What hasn't changed! The manager, the staff, signings made before pre-season and something I'm reliably informed is referred to as optimism? Mark Hughes has come in and made bold predictions of a new, more exciting approach to games that will hopefully see the goal-shy Potters achieve a more respectable 'goals for' column. Stoke also managed to bring in not one, but two, left-backs, having shoe horned all and sundry into that spot for the last five years.
Hughes has also identified that the club need a goal scorer, though a drunken blind man could have told you that. The fans for the most part are happy Tony Pulis has been replaced following an extended period of stagnation, but are thankful for all he did whilst at the club in establishing Stoke as a Premier League team. There is obviously the risk of destabilisation given the unprecedented levels of change and that's something the club will do their utmost to manage, but what I can say is that for the first time in a long time there is a real sense of excitement for the new season.
Key to this campaign?
The key will be how well (and how quickly) the players take on the new gaffer's philosophies and methods having been previously drilled to within an inch of their lives under the uber-defensive system of Pulis. Early signs from the pre-season games would suggest some are coping better than others and the manager will no doubt be knocking on the chairman's door to plug any gaps he has identified during the tour of America.

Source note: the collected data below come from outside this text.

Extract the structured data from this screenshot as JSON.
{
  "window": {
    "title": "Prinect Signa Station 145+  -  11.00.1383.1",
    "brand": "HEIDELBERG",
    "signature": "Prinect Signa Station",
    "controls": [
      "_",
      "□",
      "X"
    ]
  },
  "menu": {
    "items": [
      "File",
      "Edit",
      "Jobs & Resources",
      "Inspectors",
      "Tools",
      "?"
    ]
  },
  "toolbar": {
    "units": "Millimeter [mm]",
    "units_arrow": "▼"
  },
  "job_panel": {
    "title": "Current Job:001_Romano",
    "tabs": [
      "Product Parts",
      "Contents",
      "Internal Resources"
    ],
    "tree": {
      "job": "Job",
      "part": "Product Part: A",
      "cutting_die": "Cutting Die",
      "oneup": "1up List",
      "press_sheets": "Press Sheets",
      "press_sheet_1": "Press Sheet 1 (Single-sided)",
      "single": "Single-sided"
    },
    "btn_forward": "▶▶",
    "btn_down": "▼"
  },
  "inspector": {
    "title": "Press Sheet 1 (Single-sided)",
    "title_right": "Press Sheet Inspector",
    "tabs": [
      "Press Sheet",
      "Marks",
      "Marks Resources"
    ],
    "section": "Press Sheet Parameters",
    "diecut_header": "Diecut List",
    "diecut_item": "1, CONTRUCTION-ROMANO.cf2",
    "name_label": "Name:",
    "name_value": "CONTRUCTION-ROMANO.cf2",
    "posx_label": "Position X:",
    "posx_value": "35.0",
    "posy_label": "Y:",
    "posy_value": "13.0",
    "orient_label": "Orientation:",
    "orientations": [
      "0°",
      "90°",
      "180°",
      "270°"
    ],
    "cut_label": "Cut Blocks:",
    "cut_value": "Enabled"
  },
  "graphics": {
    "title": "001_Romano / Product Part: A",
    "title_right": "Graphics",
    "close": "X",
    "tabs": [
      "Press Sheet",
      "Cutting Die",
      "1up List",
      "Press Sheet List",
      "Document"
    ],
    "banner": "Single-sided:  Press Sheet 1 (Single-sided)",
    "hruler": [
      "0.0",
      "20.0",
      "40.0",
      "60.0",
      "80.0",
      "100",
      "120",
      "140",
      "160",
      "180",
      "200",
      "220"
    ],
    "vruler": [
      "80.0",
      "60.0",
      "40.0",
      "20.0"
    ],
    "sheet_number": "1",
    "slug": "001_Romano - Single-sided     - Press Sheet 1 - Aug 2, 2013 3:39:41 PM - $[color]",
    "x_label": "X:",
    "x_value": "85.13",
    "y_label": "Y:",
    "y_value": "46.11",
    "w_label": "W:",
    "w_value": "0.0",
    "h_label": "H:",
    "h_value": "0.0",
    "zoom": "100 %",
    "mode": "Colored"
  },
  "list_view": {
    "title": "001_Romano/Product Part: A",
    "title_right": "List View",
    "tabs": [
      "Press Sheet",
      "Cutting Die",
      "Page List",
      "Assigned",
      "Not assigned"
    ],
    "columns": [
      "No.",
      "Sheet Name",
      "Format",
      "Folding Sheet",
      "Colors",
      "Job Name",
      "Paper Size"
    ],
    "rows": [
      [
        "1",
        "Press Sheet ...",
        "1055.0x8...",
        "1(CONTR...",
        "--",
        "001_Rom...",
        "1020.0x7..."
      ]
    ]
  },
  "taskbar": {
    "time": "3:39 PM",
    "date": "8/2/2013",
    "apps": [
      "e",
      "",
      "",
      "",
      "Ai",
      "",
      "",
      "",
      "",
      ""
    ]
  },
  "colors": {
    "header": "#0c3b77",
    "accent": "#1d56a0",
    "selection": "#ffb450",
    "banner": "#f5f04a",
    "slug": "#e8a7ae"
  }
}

We don't know what finances have been promised to Hughes and with the recent snubbing from Oliveira some are starting to panic that the club want to do things on the cheap, but I don't believe that's the case. The previous manager has managed to stockpile players with little resale, some on huge contracts, and with the new financial rules for the league, it's not as simple as going out and spending tens of millions without moving on the dead wood. How that situation is managed, and most importantly how quickly that happens, will be key to incomings. It would be nice to get the majority of deals concluded before August 17, but with the transfer window shutting at the start of September it could go right to the wire; this isn't a new concept for Stoke, given Pulis made the majority of his signings in the final hours of the window.
Predicted finish/realistic goal
A realistic goal would be to stay in the league. The new way of playing is as much of a change, style wise, as a footballer could experience so to avoid relegation in the first season whilst playing a more aesthetically pleasing approach that gets you off your seat every now and then would be realistic and entirely acceptable. It would also be nice to throw in a decent cup run to get a better look at some of the youngsters who have been involved at various parts of pre-season - the likes of Jordan Keane, Florent Cuvelier, Lucas Dawson and James Alabi will no doubt be looking forward to the opportunity to impress in meaningful competition. In terms of where Stoke will actually finish, I'll say 12th, which, as I've said above, would represent a decent return, all things considered.
Make or break season for...
It's make or break for chairman, manager and players in different ways. The chairman, Peter Coates, will be keen for the new gaffer to hit the ground running having made the huge decision to part company with his predecessor and he'll need to carefully balance his visions of self sufficiency with appropriate backing.
In terms of Hughes, he'll no doubt be keen to put his QPR experience firmly to bed having been reminded about it continuously since his appointment. It's clearly something he wants to put right and it's that humility and determination which has impressed a number of fans. It's no easy task, but one he is clearly confident of given what is at stake both for the club and more personally for his own reputation.
But it's mostly make or break for the players; many of whom thrived in previous years under the security of their hard work in an incredibly disciplined shape. None more so than Jon Walters, who will now be given the chance to prove he is deserving of a start in a more adventurous set-up having come under criticism for his continued selection under Pulis. If Stoke are to be genuine top ten contenders then Walters, and indeed many others, will have to step up and prove their worth in a style that could well expose their frailties.
One to watch
My one to watch for this season is Marc Muniesa, the young arrival from Barcelona who can play at centre-back or left-back. Whilst he is unlikely to break up the established duo of Ryan Shawcross and Robert Huth in the middle, he could well be battling it out for the left-back slot with other new arrival Erik Pieters, based on what I have seen from the pre-season matches so far. He's a very capable player who, as you would expect, is more than comfortable on the ball and, whilst not wanting to go back to Pulis' penchant of playing people out of position, he could even find himself getting a chance in the centre of the midfield, such is his skill set.